Functional Correlation between Myeloid Cells and Membrane Abundance

In the past few decades, with the rapid development of science and technology, human understanding of the immune system has continuously deepened. Among all immune cells, professional phagocytes (such as neutrophils and macrophages) play a crucial role in clearing apoptotic cells, cell debris, and invading pathogens. These cells uptake and engulf foreign substances through phagocytosis, an evolutionarily highly conserved behavior that is essential for the normal physiological functions of multicellular organisms. However, dysregulation of phagocytosis is associated with various diseases, including increased susceptibility to infections, autoimmune diseases, neurodegenerative diseases, and atherosclerosis.

Despite many achievements in the biochemical regulatory mechanisms of phagocytosis, our understanding of the biophysical and biochemical patterns of this process remains limited. This research project, published by Benjamin Y. Winer and his team in Science Immunology (Title: Plasma membrane abundance dictates phagocytic capacity and functional cross-talk in myeloid cells, Date: June 7, 2024), involves multiple research institutions, including Memorial Sloan Kettering Cancer Center and the University of California, San Francisco.

The research team found that the abundance of the plasma membrane (cell membrane) is a key regulatory factor in phagocyte behavior. By knocking out the gene for the Gβ4 protein subunit, they observed significant membrane expansion in neutrophils and macrophages, accompanied by a notable decrease in membrane tension. These biophysical changes facilitated the phagocytosis of bacteria, fungi, apoptotic cell corpses, and cancer cells. Furthermore, the researchers found that neutrophils lacking Gβ4 had impaired normal inhibition of migration ability after uptake of cellular material. In vivo, neutrophils from Gβ4 knockout mice not only showed enhanced phagocytic capacity for fungal spores inhaled into the lungs but also increased ability to transport phagocytosed pathogens to other organs. These results reveal an unexpected and important biophysical control mechanism, central to functional decision-making in myeloid cells.

Winer and his colleagues first detailed how biochemical pathways influence phagocytosis, particularly how protein molecules mediate the recognition of extracellular objects and how signaling pathways drive the wrapping of cargo. They also noted that phagocytosis is a strongly physical process and thus may be subject to dual regulation by biophysical and biochemical patterns. This was the focus of their study in this research report. By knocking out the Gβ4 subunit, the researchers discovered its important role in cell phagocytosis and migration, providing new insights and possible therapeutic methods for regulating immune cells.
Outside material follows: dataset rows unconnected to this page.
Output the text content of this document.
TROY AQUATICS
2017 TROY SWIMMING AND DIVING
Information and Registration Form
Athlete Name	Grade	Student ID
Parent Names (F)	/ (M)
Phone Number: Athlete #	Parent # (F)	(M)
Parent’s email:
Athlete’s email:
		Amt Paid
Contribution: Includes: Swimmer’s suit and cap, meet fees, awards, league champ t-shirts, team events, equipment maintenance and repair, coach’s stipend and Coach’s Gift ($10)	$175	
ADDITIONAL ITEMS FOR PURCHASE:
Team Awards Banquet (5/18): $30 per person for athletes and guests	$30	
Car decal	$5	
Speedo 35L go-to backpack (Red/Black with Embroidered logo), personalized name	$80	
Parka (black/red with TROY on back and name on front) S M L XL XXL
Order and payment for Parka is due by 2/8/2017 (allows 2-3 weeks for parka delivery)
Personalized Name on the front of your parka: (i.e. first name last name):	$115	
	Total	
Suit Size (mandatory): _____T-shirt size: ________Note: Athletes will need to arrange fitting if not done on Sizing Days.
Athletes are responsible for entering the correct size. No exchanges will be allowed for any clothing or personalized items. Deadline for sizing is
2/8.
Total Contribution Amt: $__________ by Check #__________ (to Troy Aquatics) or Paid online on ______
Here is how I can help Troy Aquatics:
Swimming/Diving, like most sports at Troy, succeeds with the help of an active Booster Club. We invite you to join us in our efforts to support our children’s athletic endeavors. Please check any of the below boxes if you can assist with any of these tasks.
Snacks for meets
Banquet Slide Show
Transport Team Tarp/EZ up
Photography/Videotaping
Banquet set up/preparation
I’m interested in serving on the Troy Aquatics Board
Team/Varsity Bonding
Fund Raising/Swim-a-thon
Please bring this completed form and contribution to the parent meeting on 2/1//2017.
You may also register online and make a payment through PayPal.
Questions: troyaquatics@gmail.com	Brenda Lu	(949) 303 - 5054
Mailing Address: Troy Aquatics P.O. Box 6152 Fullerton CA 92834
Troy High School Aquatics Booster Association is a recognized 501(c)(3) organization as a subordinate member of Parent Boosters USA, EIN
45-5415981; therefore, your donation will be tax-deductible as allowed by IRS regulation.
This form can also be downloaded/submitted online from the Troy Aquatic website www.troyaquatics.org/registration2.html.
Through this study, Winer and his team not only elucidated the biophysical mechanisms that occur in phagocytosis but also emphasized the potential value of these mechanisms for understanding and treating diseases associated with phagocytosis misalignment. Future research could explore manipulating immune cell activity by targeting the cellular architecture foundation, thereby regulating immune cell function without targeting specific points. This research may pave the way for new treatments for systemic microbial infections and enhance the anti-tumor potential of engineered chimeric antigen receptor (CAR) macrophages.